Nas imagens, o contraste é o que chama atenção: de um lado, uma muralha cinza que escurece tudo por onde passa; do outro, o trigo e o pasto ainda iluminados pelo sol, com uma árvore isolada no meio da lavoura e as marcas do maquinário desenhadas no solo.
A shelf cloud, ou nuvem prateleira, é a borda visível da frente de rajada de um temporal. Ela se forma quando o ar frio que desce da tempestade avança junto ao chão e empurra o ar quente e úmido para cima, criando aquela prateleira horizontal na dianteira da chuva. Não é tornado nem funil, mas funciona como aviso: logo atrás dela vêm rajadas fortes de vento, chuva pesada e, em muitos casos, granizo.
O registro aconteceu no mesmo dia em que a Secretaria de Estado da Proteção e Defesa Civil (SDC/SC) colocou praticamente todo o território catarinense em alerta vermelho, o nível de risco máximo. O Oeste, onde fica Abelardo Luz, está entre as regiões marcadas em vermelho no mapa divulgado pelo órgão.
A atualização do Aviso Especial Hidrometeorológico, de número 163/2026, foi elaborada às 10h e vale até as 23h59 desta sexta-feira. O documento classifica o risco como alto a muito alto em todo o estado e aponta indicativo de tempestades severas de forma localizada, com descargas elétricas, rajadas intensas de vento e queda de granizo.
A causa é um ciclone extratropical que se consolidou no oceano, posicionado entre o litoral de Santa Catarina e o do Rio Grande do Sul, associado à passagem de uma frente fria. O sistema empurra ar quente e úmido contra o continente e alimenta as linhas de temporais que cruzaram o estado desde a madrugada.
O Grande Oeste foi a primeira região a sentir. Ainda na madrugada, municípios como Erval Velho, Piratuba, São Carlos, Itapiranga e Chapecó registraram temporais com granizo. Em Chapecó, a prefeitura contabilizou cerca de 40 milímetros de chuva em apenas uma hora, acionou a sala de crise e somava perto de 15 atendimentos classificados como urgentes e graves.
Durante a manhã, a Defesa Civil passou a emitir alertas de curtíssimo prazo em sequência para o Oeste. Abelardo Luz entrou em um dos avisos de temporal com raios, rajadas de vento, granizo e alagamentos, ao lado de Chapecó, Xanxerê, Xaxim, Seara, Itá, São Lourenço do Oeste, Ponte Serrada e Água Doce, entre outras cidades da região.

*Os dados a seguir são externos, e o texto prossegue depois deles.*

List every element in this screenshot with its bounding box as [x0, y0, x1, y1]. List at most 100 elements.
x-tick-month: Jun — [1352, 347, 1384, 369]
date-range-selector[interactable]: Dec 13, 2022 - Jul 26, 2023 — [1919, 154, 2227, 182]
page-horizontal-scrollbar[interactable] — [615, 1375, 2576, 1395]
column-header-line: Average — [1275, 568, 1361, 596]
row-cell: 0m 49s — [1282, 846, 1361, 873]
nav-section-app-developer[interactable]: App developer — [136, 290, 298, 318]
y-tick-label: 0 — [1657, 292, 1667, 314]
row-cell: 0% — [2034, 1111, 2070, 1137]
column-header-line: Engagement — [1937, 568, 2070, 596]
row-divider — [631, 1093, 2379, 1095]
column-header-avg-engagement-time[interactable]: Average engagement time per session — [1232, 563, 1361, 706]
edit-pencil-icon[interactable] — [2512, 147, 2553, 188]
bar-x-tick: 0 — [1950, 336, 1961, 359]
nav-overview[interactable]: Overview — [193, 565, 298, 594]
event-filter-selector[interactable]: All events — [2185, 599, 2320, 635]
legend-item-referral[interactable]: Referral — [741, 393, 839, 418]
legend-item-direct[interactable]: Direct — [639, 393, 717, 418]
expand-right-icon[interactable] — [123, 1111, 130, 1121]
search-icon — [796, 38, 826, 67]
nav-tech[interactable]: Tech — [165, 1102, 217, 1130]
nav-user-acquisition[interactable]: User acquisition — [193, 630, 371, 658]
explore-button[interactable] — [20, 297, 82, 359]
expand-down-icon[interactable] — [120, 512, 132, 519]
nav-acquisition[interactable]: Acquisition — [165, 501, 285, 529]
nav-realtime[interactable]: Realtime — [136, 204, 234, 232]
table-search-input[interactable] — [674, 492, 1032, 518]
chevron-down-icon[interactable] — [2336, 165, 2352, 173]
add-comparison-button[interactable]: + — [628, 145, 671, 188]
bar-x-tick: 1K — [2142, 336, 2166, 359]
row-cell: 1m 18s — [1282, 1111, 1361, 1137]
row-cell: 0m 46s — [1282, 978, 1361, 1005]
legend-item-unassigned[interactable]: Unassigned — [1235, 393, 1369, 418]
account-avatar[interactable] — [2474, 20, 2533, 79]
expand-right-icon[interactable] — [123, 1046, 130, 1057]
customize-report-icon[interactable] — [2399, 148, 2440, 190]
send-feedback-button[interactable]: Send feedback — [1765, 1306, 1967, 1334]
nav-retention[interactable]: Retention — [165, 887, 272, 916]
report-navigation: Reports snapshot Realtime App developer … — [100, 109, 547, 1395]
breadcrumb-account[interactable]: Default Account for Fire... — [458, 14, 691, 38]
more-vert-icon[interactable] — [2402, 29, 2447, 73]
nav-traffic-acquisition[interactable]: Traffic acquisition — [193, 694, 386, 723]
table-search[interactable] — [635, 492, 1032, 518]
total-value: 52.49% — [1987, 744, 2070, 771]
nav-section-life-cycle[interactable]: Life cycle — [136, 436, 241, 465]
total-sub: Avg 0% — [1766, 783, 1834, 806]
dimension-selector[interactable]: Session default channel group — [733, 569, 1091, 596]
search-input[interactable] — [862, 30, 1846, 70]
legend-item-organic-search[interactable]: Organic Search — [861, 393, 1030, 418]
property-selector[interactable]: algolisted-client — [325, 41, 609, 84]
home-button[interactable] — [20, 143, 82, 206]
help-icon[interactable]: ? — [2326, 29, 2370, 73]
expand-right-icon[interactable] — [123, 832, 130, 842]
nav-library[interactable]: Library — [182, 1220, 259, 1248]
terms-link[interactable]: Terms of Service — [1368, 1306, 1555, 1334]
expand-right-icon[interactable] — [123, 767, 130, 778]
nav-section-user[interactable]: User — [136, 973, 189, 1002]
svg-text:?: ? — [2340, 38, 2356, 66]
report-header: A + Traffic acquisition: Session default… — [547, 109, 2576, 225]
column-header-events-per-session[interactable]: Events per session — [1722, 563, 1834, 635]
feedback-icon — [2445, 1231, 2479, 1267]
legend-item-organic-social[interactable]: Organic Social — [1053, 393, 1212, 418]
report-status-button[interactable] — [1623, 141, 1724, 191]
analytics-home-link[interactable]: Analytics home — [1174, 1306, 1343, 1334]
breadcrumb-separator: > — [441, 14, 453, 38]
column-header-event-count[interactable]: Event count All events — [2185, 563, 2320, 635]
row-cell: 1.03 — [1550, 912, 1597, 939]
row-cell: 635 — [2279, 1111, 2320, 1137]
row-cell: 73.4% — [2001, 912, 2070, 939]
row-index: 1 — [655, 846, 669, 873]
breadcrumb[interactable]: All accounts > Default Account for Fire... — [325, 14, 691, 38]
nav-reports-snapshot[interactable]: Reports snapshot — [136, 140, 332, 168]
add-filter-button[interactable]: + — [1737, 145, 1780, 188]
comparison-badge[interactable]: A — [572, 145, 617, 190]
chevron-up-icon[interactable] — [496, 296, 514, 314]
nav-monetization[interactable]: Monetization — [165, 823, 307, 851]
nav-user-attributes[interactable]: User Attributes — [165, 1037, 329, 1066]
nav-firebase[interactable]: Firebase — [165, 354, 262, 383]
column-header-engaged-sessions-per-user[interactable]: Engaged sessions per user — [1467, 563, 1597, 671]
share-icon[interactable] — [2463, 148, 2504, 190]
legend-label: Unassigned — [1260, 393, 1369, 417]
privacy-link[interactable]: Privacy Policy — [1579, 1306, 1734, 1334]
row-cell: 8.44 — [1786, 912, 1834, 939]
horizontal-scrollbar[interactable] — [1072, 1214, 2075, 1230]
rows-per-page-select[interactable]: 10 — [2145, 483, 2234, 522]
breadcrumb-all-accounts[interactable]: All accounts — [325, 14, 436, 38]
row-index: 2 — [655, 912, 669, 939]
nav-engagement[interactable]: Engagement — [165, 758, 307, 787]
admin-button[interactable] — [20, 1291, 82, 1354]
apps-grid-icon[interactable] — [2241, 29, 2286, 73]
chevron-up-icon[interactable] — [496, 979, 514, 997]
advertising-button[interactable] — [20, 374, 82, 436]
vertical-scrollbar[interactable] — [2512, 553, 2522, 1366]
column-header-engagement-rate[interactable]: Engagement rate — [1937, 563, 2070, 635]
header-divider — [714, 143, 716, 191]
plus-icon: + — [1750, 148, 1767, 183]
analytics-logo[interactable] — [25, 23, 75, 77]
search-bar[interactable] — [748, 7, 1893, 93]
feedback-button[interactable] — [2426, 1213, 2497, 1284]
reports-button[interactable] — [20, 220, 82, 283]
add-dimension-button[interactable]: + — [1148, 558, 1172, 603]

O boletim estadual indica rajadas que podem superar 90 quilômetros por hora, com condição mais intensa entre o Grande Oeste, o Vale do Itajaí, o Planalto Norte e o Litoral Norte. As ocorrências esperadas são alagamentos urbanos, enxurradas pontuais, destelhamentos, danos graves na rede elétrica e queda de árvores e galhos.
Para quem vive da terra em Abelardo Luz, a cena não é nova. No fim de agosto, uma sequência de temporais com granizo atingiu a região de Xanxerê e o município registrou destelhamentos e avarias em estrutura rural. Cidades vizinhas chegaram a decretar situação de emergência para socorrer moradores que ficaram sem telhado.

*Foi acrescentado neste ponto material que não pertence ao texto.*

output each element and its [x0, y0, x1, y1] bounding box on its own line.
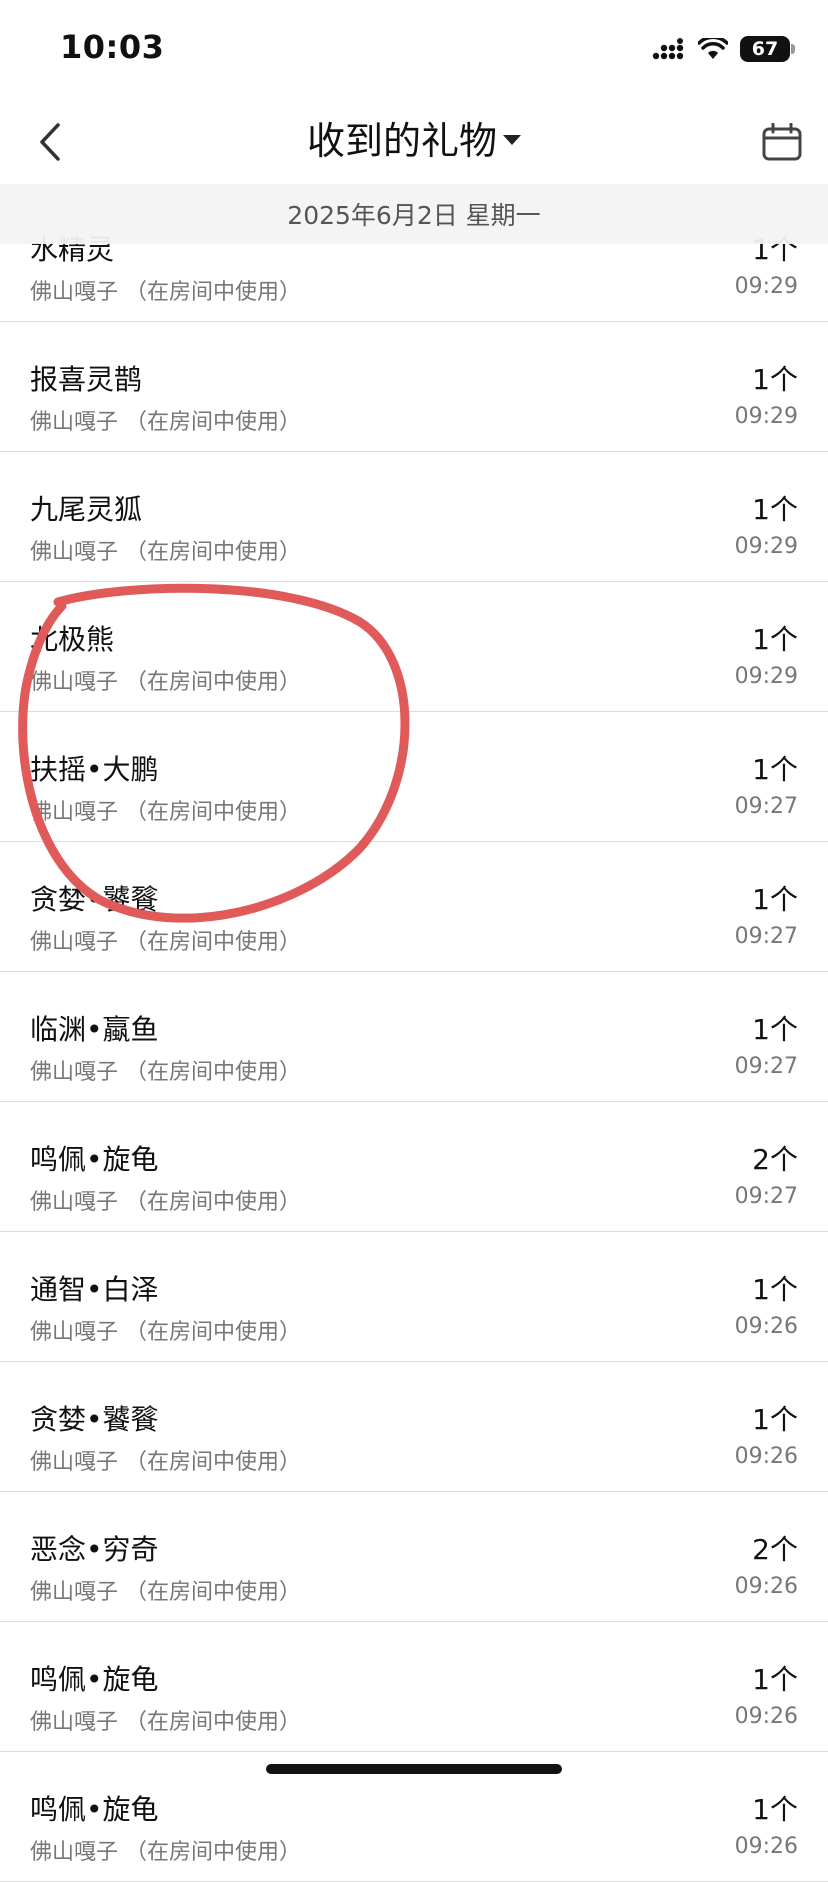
gift-name: 临渊•蠃鱼 — [30, 1013, 159, 1046]
gift-row[interactable]: 扶摇•大鹏 佛山嘎子 （在房间中使用） 1个 09:27 — [0, 712, 828, 842]
gift-sender: 佛山嘎子 （在房间中使用） — [30, 1060, 301, 1085]
gift-name: 贪婪•饕餮 — [30, 883, 159, 916]
gift-row[interactable]: 报喜灵鹊 佛山嘎子 （在房间中使用） 1个 09:29 — [0, 322, 828, 452]
gift-sender: 佛山嘎子 （在房间中使用） — [30, 1450, 301, 1475]
status-icons: 67 — [652, 34, 795, 64]
gift-name: 扶摇•大鹏 — [30, 753, 159, 786]
gift-quantity: 1个 — [752, 1663, 798, 1696]
gift-sender: 佛山嘎子 （在房间中使用） — [30, 280, 301, 305]
gift-sender: 佛山嘎子 （在房间中使用） — [30, 1580, 301, 1605]
gift-time: 09:29 — [734, 274, 798, 299]
gift-row[interactable]: 鸣佩•旋龟 佛山嘎子 （在房间中使用） 1个 09:26 — [0, 1622, 828, 1752]
gift-name: 通智•白泽 — [30, 1273, 159, 1306]
gift-row[interactable]: 恶念•穷奇 佛山嘎子 （在房间中使用） 2个 09:26 — [0, 1492, 828, 1622]
gift-time: 09:26 — [734, 1704, 798, 1729]
gift-time: 09:27 — [734, 794, 798, 819]
date-header: 2025年6月2日 星期一 — [0, 184, 828, 244]
title-area: 收到的礼物 — [0, 110, 828, 165]
gift-row[interactable]: 贪婪•饕餮 佛山嘎子 （在房间中使用） 1个 09:26 — [0, 1362, 828, 1492]
gift-name: 鸣佩•旋龟 — [30, 1143, 159, 1176]
page-title: 收到的礼物 — [306, 119, 497, 163]
gift-quantity: 1个 — [752, 1013, 798, 1046]
gift-time: 09:29 — [734, 534, 798, 559]
gift-sender: 佛山嘎子 （在房间中使用） — [30, 1710, 301, 1735]
gift-sender: 佛山嘎子 （在房间中使用） — [30, 1190, 301, 1215]
gift-quantity: 1个 — [752, 493, 798, 526]
gift-name: 北极熊 — [30, 623, 115, 656]
gift-time: 09:29 — [734, 404, 798, 429]
gift-row[interactable]: 贪婪•饕餮 佛山嘎子 （在房间中使用） 1个 09:27 — [0, 842, 828, 972]
calendar-button[interactable] — [756, 116, 808, 168]
gift-sender: 佛山嘎子 （在房间中使用） — [30, 540, 301, 565]
gift-quantity: 1个 — [752, 753, 798, 786]
gift-time: 09:26 — [734, 1834, 798, 1859]
gift-quantity: 1个 — [752, 623, 798, 656]
gift-row[interactable]: 临渊•蠃鱼 佛山嘎子 （在房间中使用） 1个 09:27 — [0, 972, 828, 1102]
status-bar: 10:03 67 — [0, 0, 828, 100]
gift-time: 09:26 — [734, 1444, 798, 1469]
gift-name: 鸣佩•旋龟 — [30, 1663, 159, 1696]
signal-icon — [652, 38, 684, 60]
wifi-icon — [698, 38, 728, 59]
gift-quantity: 1个 — [752, 1273, 798, 1306]
gift-sender: 佛山嘎子 （在房间中使用） — [30, 800, 301, 825]
gift-quantity: 2个 — [752, 1533, 798, 1566]
gift-name: 报喜灵鹊 — [30, 363, 143, 396]
calendar-icon — [762, 123, 802, 161]
gift-list: 水精灵 佛山嘎子 （在房间中使用） 1个 09:29 报喜灵鹊 佛山嘎子 （在房… — [0, 184, 828, 1882]
gift-sender: 佛山嘎子 （在房间中使用） — [30, 930, 301, 955]
caret-down-icon — [503, 134, 521, 145]
gift-row[interactable]: 九尾灵狐 佛山嘎子 （在房间中使用） 1个 09:29 — [0, 452, 828, 582]
gift-name: 九尾灵狐 — [30, 493, 143, 526]
gift-time: 09:27 — [734, 924, 798, 949]
title-dropdown[interactable]: 收到的礼物 — [307, 110, 521, 165]
gift-quantity: 1个 — [752, 363, 798, 396]
gift-quantity: 2个 — [752, 1143, 798, 1176]
gift-time: 09:29 — [734, 664, 798, 689]
gift-time: 09:26 — [734, 1574, 798, 1599]
nav-bar: 收到的礼物 — [0, 100, 828, 184]
gift-row[interactable]: 北极熊 佛山嘎子 （在房间中使用） 1个 09:29 — [0, 582, 828, 712]
gift-name: 恶念•穷奇 — [30, 1533, 159, 1566]
gift-time: 09:27 — [734, 1184, 798, 1209]
gift-sender: 佛山嘎子 （在房间中使用） — [30, 410, 301, 435]
gift-quantity: 1个 — [752, 1793, 798, 1826]
gift-name: 贪婪•饕餮 — [30, 1403, 159, 1436]
battery-icon: 67 — [740, 36, 795, 62]
gift-time: 09:27 — [734, 1054, 798, 1079]
gift-sender: 佛山嘎子 （在房间中使用） — [30, 670, 301, 695]
gift-name: 鸣佩•旋龟 — [30, 1793, 159, 1826]
home-indicator — [266, 1764, 562, 1774]
gift-quantity: 1个 — [752, 883, 798, 916]
gift-quantity: 1个 — [752, 1403, 798, 1436]
gift-sender: 佛山嘎子 （在房间中使用） — [30, 1840, 301, 1865]
gift-row[interactable]: 通智•白泽 佛山嘎子 （在房间中使用） 1个 09:26 — [0, 1232, 828, 1362]
gift-row[interactable]: 鸣佩•旋龟 佛山嘎子 （在房间中使用） 2个 09:27 — [0, 1102, 828, 1232]
status-time: 10:03 — [60, 28, 165, 66]
gift-sender: 佛山嘎子 （在房间中使用） — [30, 1320, 301, 1345]
gift-time: 09:26 — [734, 1314, 798, 1339]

O episódio mais grave dos últimos anos foi em junho do ano passado, quando uma tempestade de madrugada deixou um rastro de danos na cidade. O Corpo de Bombeiros prestou mais de 300 atendimentos, 92 construções foram atingidas, 11 pessoas ficaram desalojadas e o município decretou situação de emergência. Na ocasião, o radar meteorológico de Chapecó apontou Abelardo Luz como o ponto de maior força de uma linha de instabilidade.

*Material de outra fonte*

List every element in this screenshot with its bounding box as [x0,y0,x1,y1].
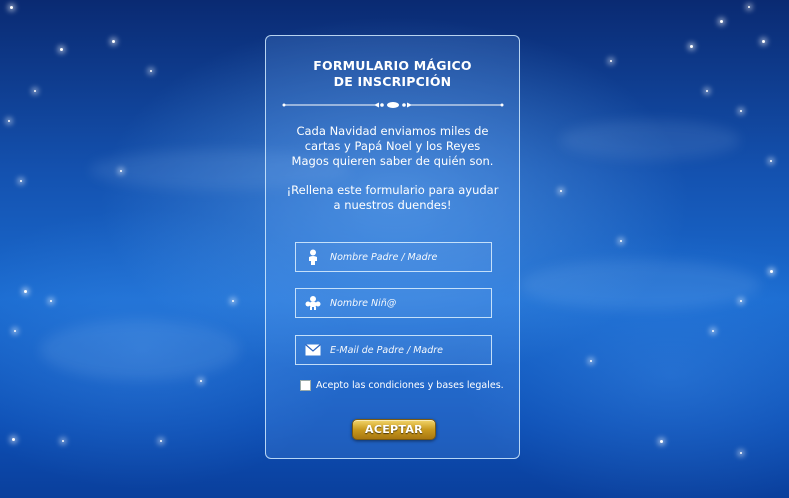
child-name-input[interactable] [330,297,485,309]
terms-row: Acepto las condiciones y bases legales. [300,380,504,391]
parent-icon [296,243,330,271]
form-title: FORMULARIO MÁGICO DE INSCRIPCIÓN [266,58,519,90]
parent-name-input[interactable] [330,251,485,263]
envelope-icon [296,336,330,364]
email-field[interactable] [295,335,492,365]
ornament-divider [282,102,504,108]
email-input[interactable] [330,344,485,356]
intro-paragraph-1: Cada Navidad enviamos miles de cartas y … [291,124,494,168]
intro-paragraph-2: ¡Rellena este formulario para ayudar a n… [286,183,499,212]
registration-form-panel: FORMULARIO MÁGICO DE INSCRIPCIÓN Cada Na… [265,35,520,459]
terms-checkbox[interactable] [300,380,311,391]
submit-button[interactable]: ACEPTAR [352,419,436,440]
parent-name-field[interactable] [295,242,492,272]
child-name-field[interactable] [295,288,492,318]
form-title-line2: DE INSCRIPCIÓN [333,74,452,89]
form-title-line1: FORMULARIO MÁGICO [313,58,472,73]
child-icon [296,289,330,317]
terms-label: Acepto las condiciones y bases legales. [316,380,504,391]
intro-text: Cada Navidad enviamos miles de cartas y … [286,124,499,213]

A previsão indica que a instabilidade segue ao longo de toda a sexta-feira, com chance de novos temporais em diferentes regiões catarinenses. No sábado (12), a frente fria se afasta e o quadro tende a melhorar, com redução das pancadas de chuva.
A orientação da Defesa Civil durante os temporais é buscar abrigo em local seguro, longe de janelas e de objetos que possam ser arremessados pelo vento, e nunca atravessar ruas alagadas ou pontes submersas. Ocorrências devem ser comunicadas à Defesa Civil pelo 199 ou ao Corpo de Bombeiros pelo 193.